Awal Muharram (also called Maal Hijrah) celebrates the beginning of the Islamic New Year. Muharram, derived from the word haram, which means sinful, is a month considered most sacred of all besides the month of Ramadan.
This first month of the Islamic year coincides with the migration of Prophet Mohammed from Mecca to Medina in 622 AD and is therefore, considered a time for self-evaluation and a starting point for change.
Sunni Muslims fast and celebrate the day according to the Sunnah of Mohammed, which is in honour of Moses’ rescue of the people of Israel from Pharaoh, sometimes on the 10th day. Shia Muslims in other parts of the world spend the day mourning – some even to the extent of flogging themselves – to commemorate the martyrdom of Hussein ibn Ali.

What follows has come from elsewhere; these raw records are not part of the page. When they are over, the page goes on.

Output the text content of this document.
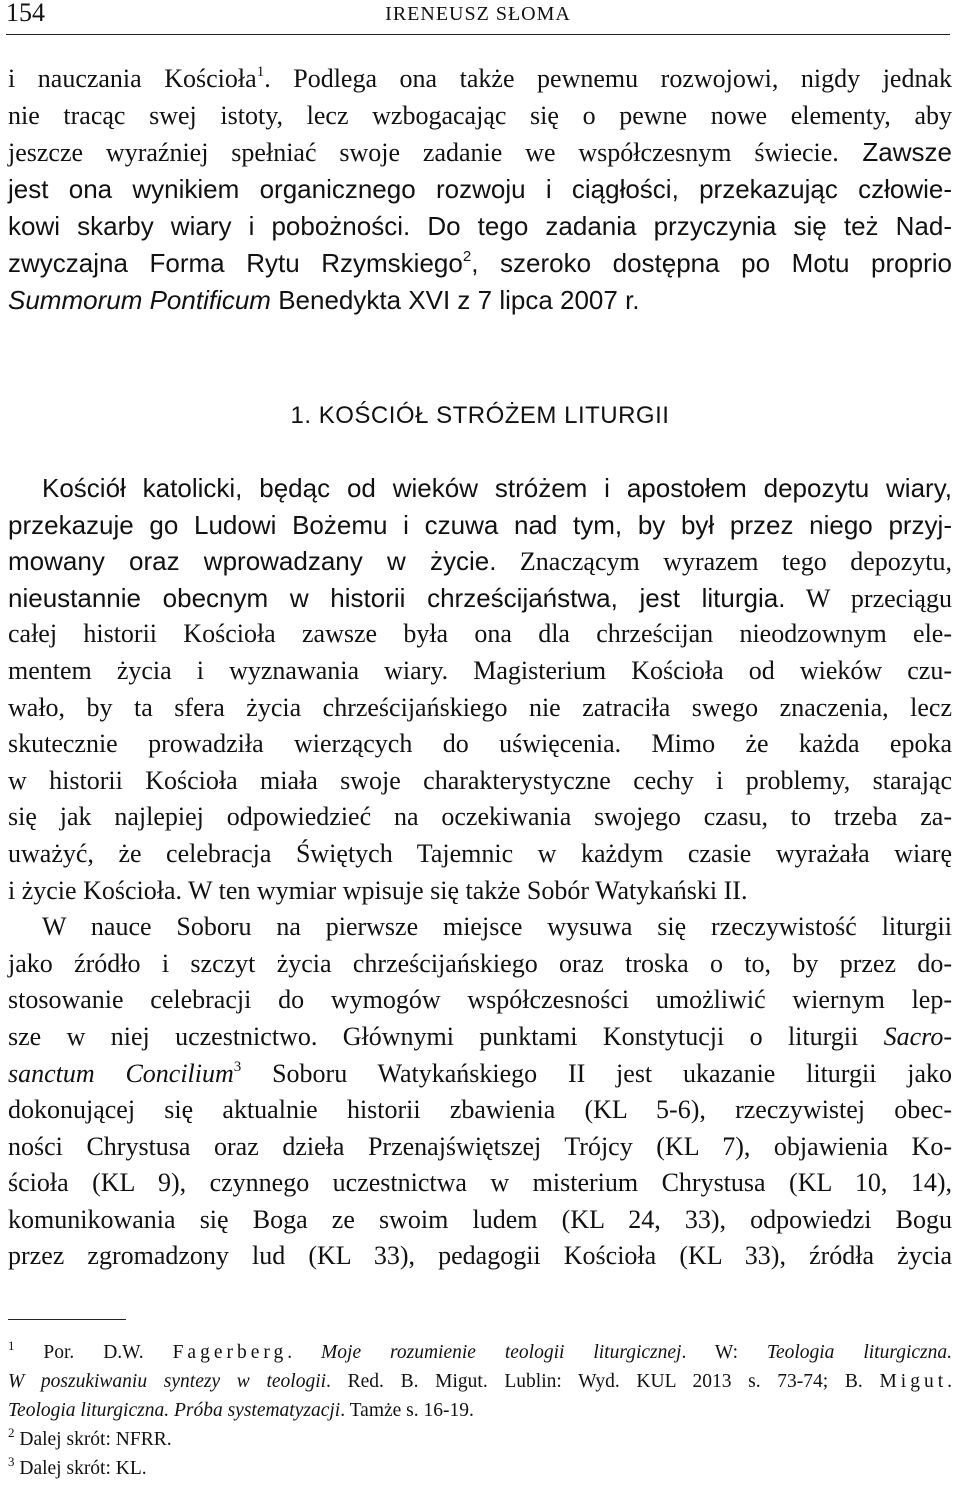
154	IRENEUSZ SŁOMA
i nauczania Kościoła$^1$. Podlega ona także pewnemu rozwojowi, nigdy jednak
nie tracąc swej istoty, lecz wzbogacając się o pewne nowe elementy, aby
jeszcze wyraźniej spełniać swoje zadanie we współczesnym świecie. Zawsze
jest ona wynikiem organicznego rozwoju i ciągłości, przekazując człowie-
kowi skarby wiary i pobożności. Do tego zadania przyczynia się też Nad-
zwyczajna Forma Rytu Rzymskiego$^2$, szeroko dostępna po Motu proprio
Summorum Pontificum Benedykta XVI z 7 lipca 2007 r.
1. KOŚCIÓŁ STRÓŻEM LITURGII
Kościół katolicki, będąc od wieków stróżem i apostołem depozytu wiary,
przekazuje go Ludowi Bożemu i czuwa nad tym, by był przez niego przyj-
mowany oraz wprowadzany w życie. Znaczącym wyrazem tego depozytu,
nieustannie obecnym w historii chrześcijaństwa, jest liturgia. W przeciągu
całej historii Kościoła zawsze była ona dla chrześcijan nieodzownym ele-
mentem życia i wyznawania wiary. Magisterium Kościoła od wieków czu-
wało, by ta sfera życia chrześcijańskiego nie zatraciła swego znaczenia, lecz
skutecznie prowadziła wierzących do uświęcenia. Mimo że każda epoka
w historii Kościoła miała swoje charakterystyczne cechy i problemy, starając
się jak najlepiej odpowiedzieć na oczekiwania swojego czasu, to trzeba za-
uważyć, że celebracja Świętych Tajemnic w każdym czasie wyrażała wiarę
i życie Kościoła. W ten wymiar wpisuje się także Sobór Watykański II.
W nauce Soboru na pierwsze miejsce wysuwa się rzeczywistość liturgii
jako źródło i szczyt życia chrześcijańskiego oraz troska o to, by przez do-
stosowanie celebracji do wymogów współczesności umożliwić wiernym lep-
sze w niej uczestnictwo. Głównymi punktami Konstytucji o liturgii Sacro-
sanctum Concilium$^3$ Soboru Watykańskiego II jest ukazanie liturgii jako
dokonującej się aktualnie historii zbawienia (KL 5-6), rzeczywistej obec-
ności Chrystusa oraz dzieła Przenajświętszej Trójcy (KL 7), objawienia Ko-
ścioła (KL 9), czynnego uczestnictwa w misterium Chrystusa (KL 10, 14),
komunikowania się Boga ze swoim ludem (KL 24, 33), odpowiedzi Bogu
przez zgromadzony lud (KL 33), pedagogii Kościoła (KL 33), źródła życia
$^1$ Por. D.W. Fagerberg. Moje rozumienie teologii liturgicznej. W: Teologia liturgiczna.
W poszukiwaniu syntezy w teologii. Red. B. Migut. Lublin: Wyd. KUL 2013 s. 73-74; B. Migut.
Teologia liturgiczna. Próba systematyzacji. Tamże s. 16-19.
$^2$ Dalej skrót: NFRR.
$^3$ Dalej skrót: KL.
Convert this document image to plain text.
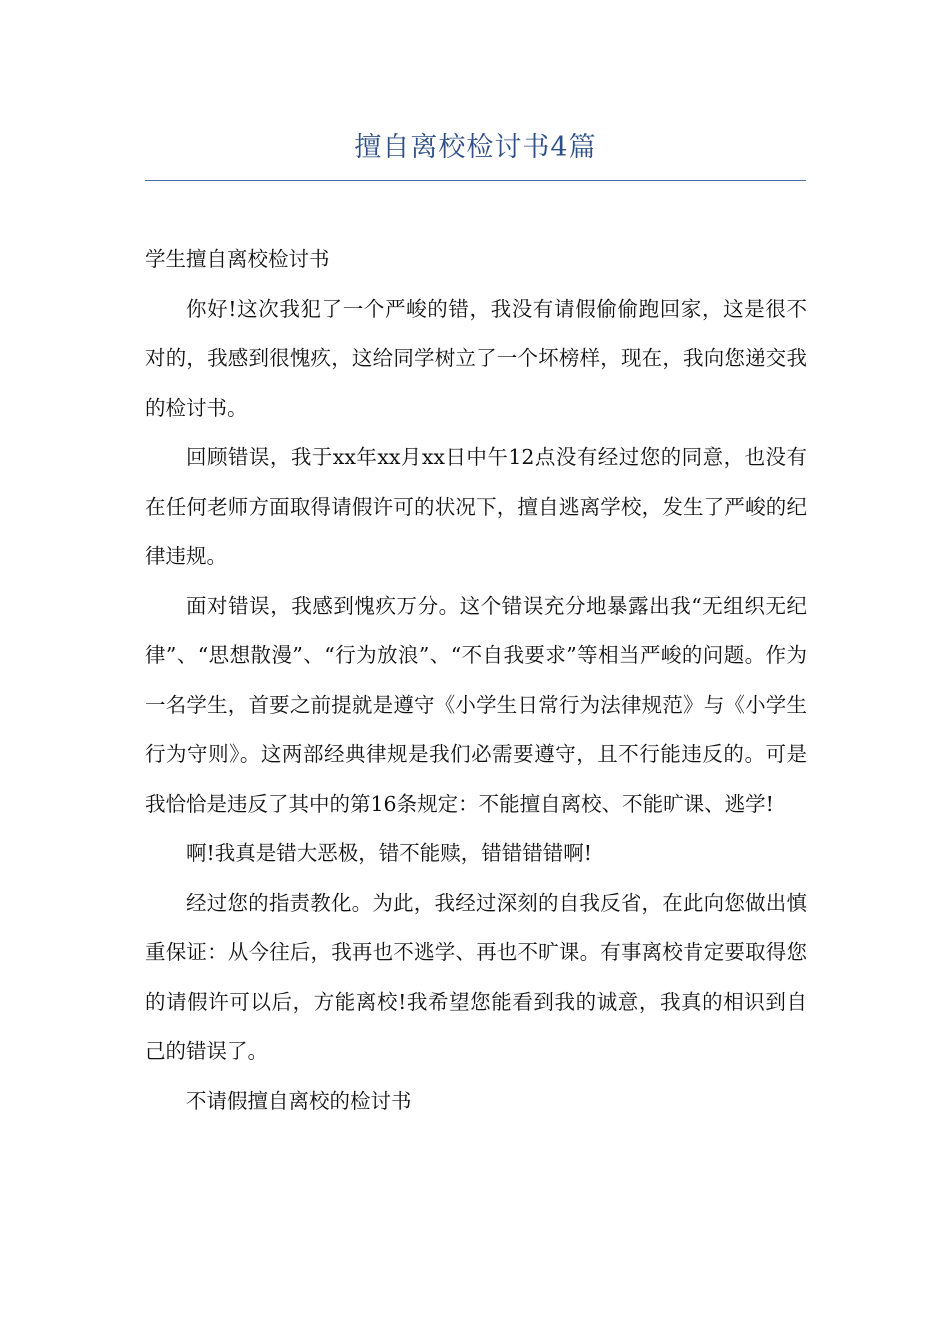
擅自离校检讨书4篇

学生擅自离校检讨书

你好!这次我犯了一个严峻的错，我没有请假偷偷跑回家，这是很不对的，我感到很愧疚，这给同学树立了一个坏榜样，现在，我向您递交我的检讨书。

回顾错误，我于xx年xx月xx日中午12点没有经过您的同意，也没有在任何老师方面取得请假许可的状况下，擅自逃离学校，发生了严峻的纪律违规。

面对错误，我感到愧疚万分。这个错误充分地暴露出我“无组织无纪律”、“思想散漫”、“行为放浪”、“不自我要求”等相当严峻的问题。作为一名学生，首要之前提就是遵守《小学生日常行为法律规范》与《小学生行为守则》。这两部经典律规是我们必需要遵守，且不行能违反的。可是我恰恰是违反了其中的第16条规定：不能擅自离校、不能旷课、逃学!

啊!我真是错大恶极，错不能赎，错错错错啊!

经过您的指责教化。为此，我经过深刻的自我反省，在此向您做出慎重保证：从今往后，我再也不逃学、再也不旷课。有事离校肯定要取得您的请假许可以后，方能离校!我希望您能看到我的诚意，我真的相识到自己的错误了。

不请假擅自离校的检讨书
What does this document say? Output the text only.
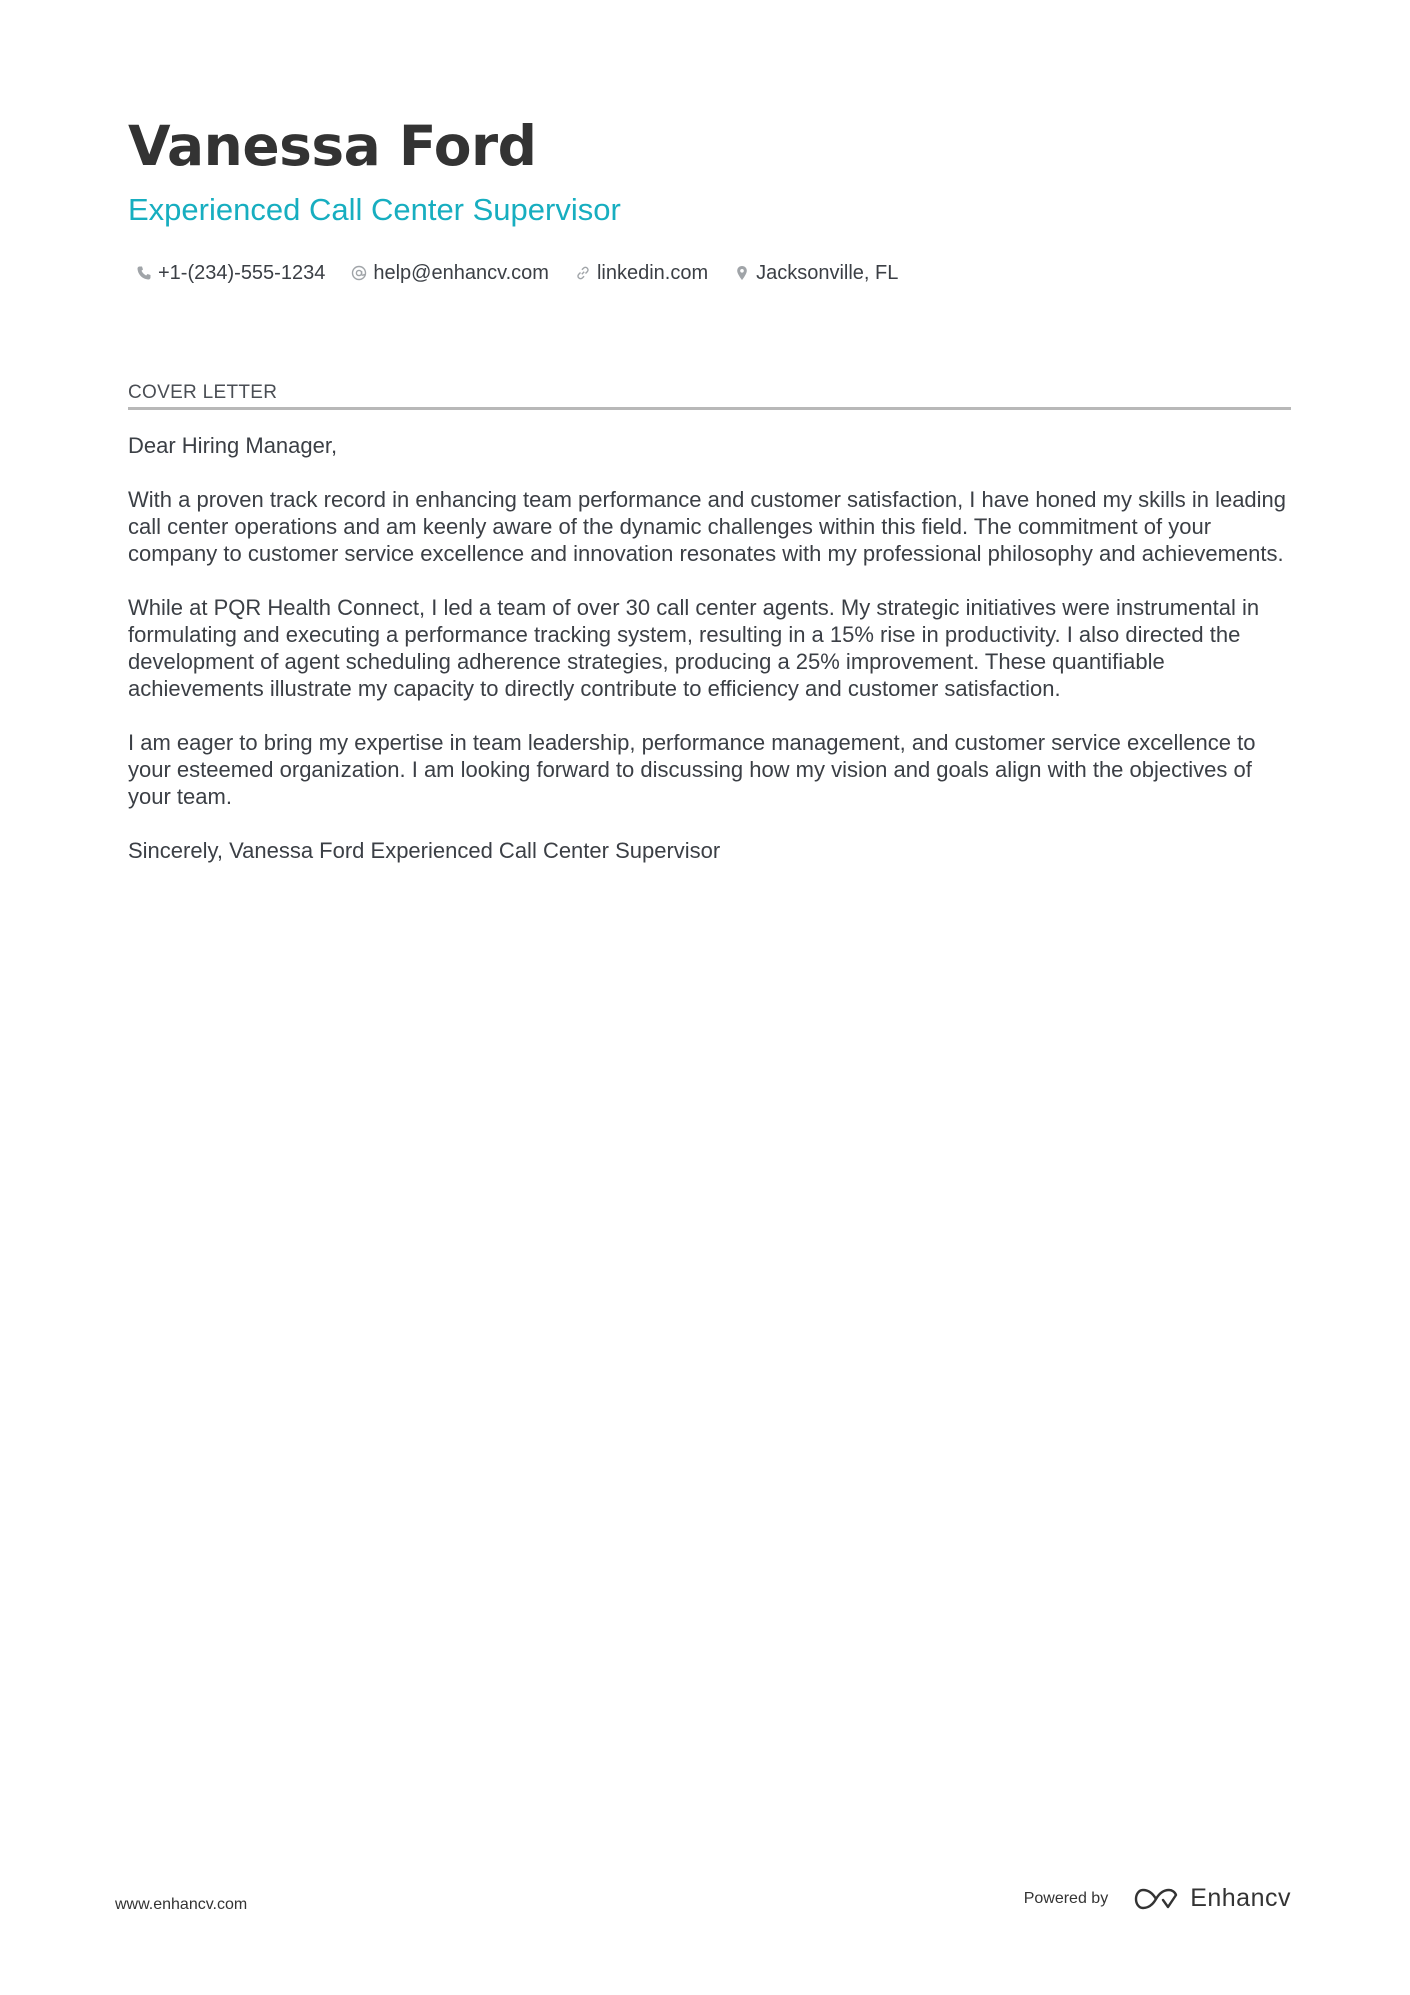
Vanessa Ford
Experienced Call Center Supervisor
+1-(234)-555-1234 help@enhancv.com linkedin.com Jacksonville, FL
COVER LETTER

Dear Hiring Manager,

With a proven track record in enhancing team performance and customer satisfaction, I have honed my skills in leading call center operations and am keenly aware of the dynamic challenges within this field. The commitment of your company to customer service excellence and innovation resonates with my professional philosophy and achievements.

While at PQR Health Connect, I led a team of over 30 call center agents. My strategic initiatives were instrumental in formulating and executing a performance tracking system, resulting in a 15% rise in productivity. I also directed the development of agent scheduling adherence strategies, producing a 25% improvement. These quantifiable achievements illustrate my capacity to directly contribute to efficiency and customer satisfaction.

I am eager to bring my expertise in team leadership, performance management, and customer service excellence to your esteemed organization. I am looking forward to discussing how my vision and goals align with the objectives of your team.

Sincerely, Vanessa Ford Experienced Call Center Supervisor

www.enhancv.com	Powered by	Enhancv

Also on the 10th day of Muharram, most Muslims start fasting when the sun rises and do not eat until later in the evening. Muslims cook sweet rice, also known as Bubur Asyura and share them among family members and friends during their break fast. It is also during this time that Muslims gather in mosques to usher in the new Hijri year.
At the same time, various religious activities will be carried out such as spiritual singing, religious activities and the recitation of Koranic verses. Since special prayers and sermons are conducted in public halls and mosques, areas around mosques might be congested in the evenings and at night.